The question that will be asked and the answer that will be demanded is “what can we do to prevent this from happening again”? In other topographies there are things that could be done to mitigate the effects of this, such as dams which would also store the water for the future beneficial commercial use. This option is not available when you live at the edge of the range and the floods predominately emanated from the city you live in. In fact the city straddles the range which is the watershed.
My role as Shadow Minister for Water is to try to develop the policies that go beyond empathy and provide some hope of a solution where a solution is possible. Unfortunately, it would appear that there is not much that could have been done to avoid a tragedy of this scale and suddeness. There was no reasonable expectation that this could happen, and I have heard some comment that these floods surpass, by some measure, the devastating 1974 floods.
On a positive note, it is humbling to see how Australians will pitch in and work for the common good when a crisis arises. In my small town no one needed to be asked to help, they just did it. No one was asked to fill sand bags, they just turned up. People came from everywhere to help and those who had a job worked twice as hard so that their extra efforts would alleviate the additional pains of others who were going through the trauma of the flood. It was done in good humour and with a beer at the end of the day. In the majority of cases, commercial terms were put aside and the terms of engagement were pro bono, gratia.

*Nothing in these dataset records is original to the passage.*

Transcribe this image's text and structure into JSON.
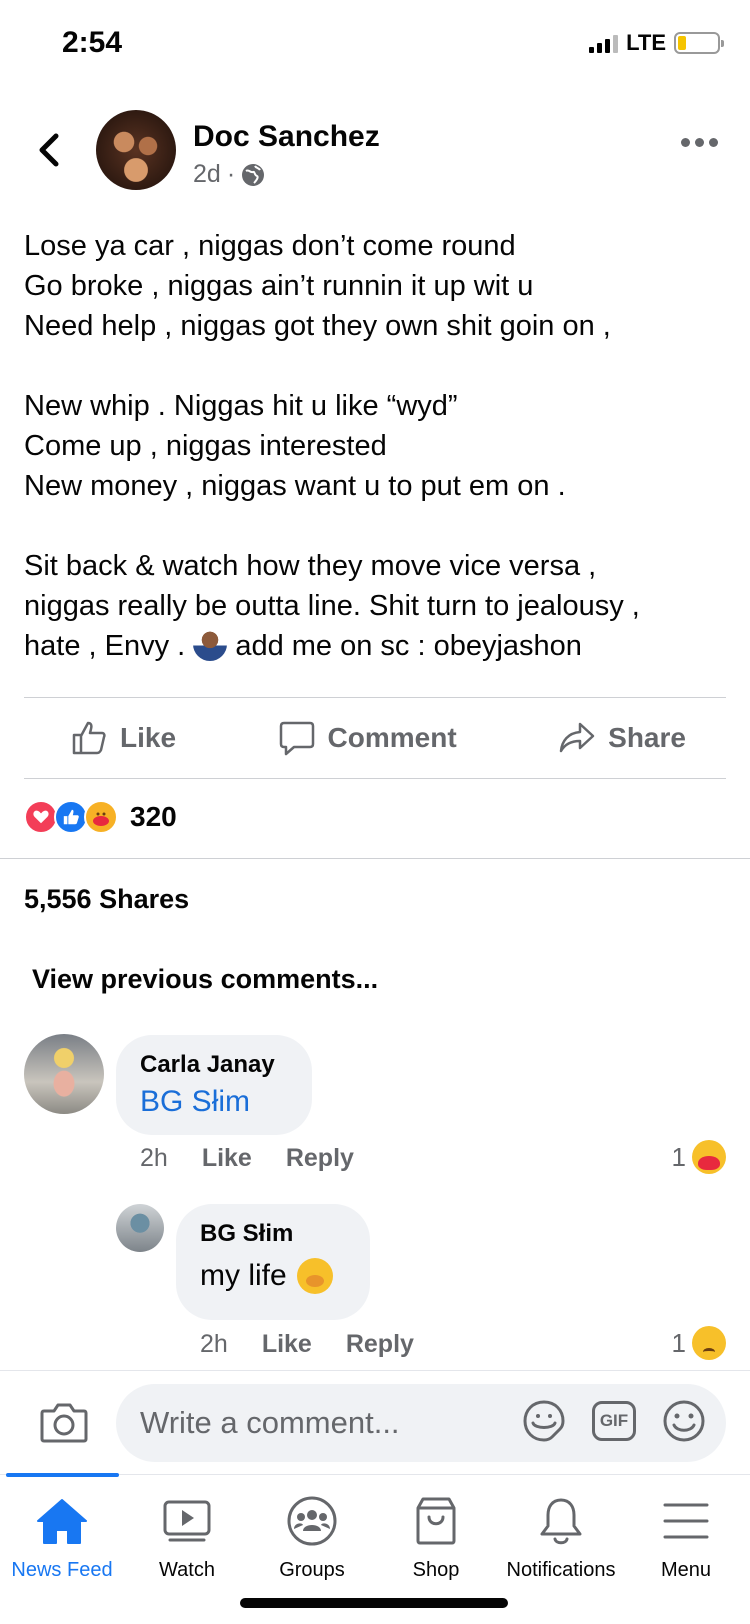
{
  "status_bar": {
    "time": "2:54",
    "network": "LTE",
    "battery_level": 0.2
  },
  "post": {
    "author": "Doc Sanchez",
    "time": "2d",
    "separator": "·",
    "paragraphs": [
      "Lose ya car , niggas don’t come round\nGo broke , niggas ain’t runnin it up wit u\nNeed help , niggas got they own shit goin on ,",
      "New whip . Niggas hit u like “wyd”\nCome up , niggas interested\nNew money , niggas want u to put em on .",
      "Sit back & watch how they move vice versa ,\nniggas really be outta line. Shit turn to jealousy ,\nhate , Envy ."
    ],
    "closing_text": " add me on sc : obeyjashon",
    "actions": {
      "like": "Like",
      "comment": "Comment",
      "share": "Share"
    },
    "reaction_count": "320",
    "shares": "5,556 Shares"
  },
  "comments": {
    "view_previous": "View previous comments...",
    "items": [
      {
        "name": "Carla Janay",
        "text": "BG Słim",
        "time": "2h",
        "like": "Like",
        "reply": "Reply",
        "reaction_count": "1",
        "reaction": "care"
      },
      {
        "name": "BG Słim",
        "text": "my life",
        "time": "2h",
        "like": "Like",
        "reply": "Reply",
        "reaction_count": "1",
        "reaction": "sad"
      }
    ]
  },
  "composer": {
    "placeholder": "Write a comment...",
    "gif": "GIF"
  },
  "tabs": [
    {
      "label": "News Feed",
      "icon": "home-icon",
      "active": true
    },
    {
      "label": "Watch",
      "icon": "watch-icon"
    },
    {
      "label": "Groups",
      "icon": "groups-icon"
    },
    {
      "label": "Shop",
      "icon": "shop-icon"
    },
    {
      "label": "Notifications",
      "icon": "bell-icon"
    },
    {
      "label": "Menu",
      "icon": "menu-icon"
    }
  ],
  "colors": {
    "accent": "#1877f2",
    "secondary_text": "#65676b",
    "bubble": "#f0f2f5"
  }
}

In St George we are devastated by what we see of the towns flooded further to the East. The resources that have been applied to one area now have to be spread from Rockhampton to Northern New South Wales and West to Dirranbandi. 
Areas will have to become more self reliant with managing the floods in their district. As Brisbane evacuates areas, other remote towns remain in danger, such as Mungindi who expect their levy bank to be 1 metre below the expected flood height.
Closing on a positive note, I hear that even from the suburbs in Sydney, in places such as Cabramatta, tens of thousands of dollars have been raised. Australians will always back Australians.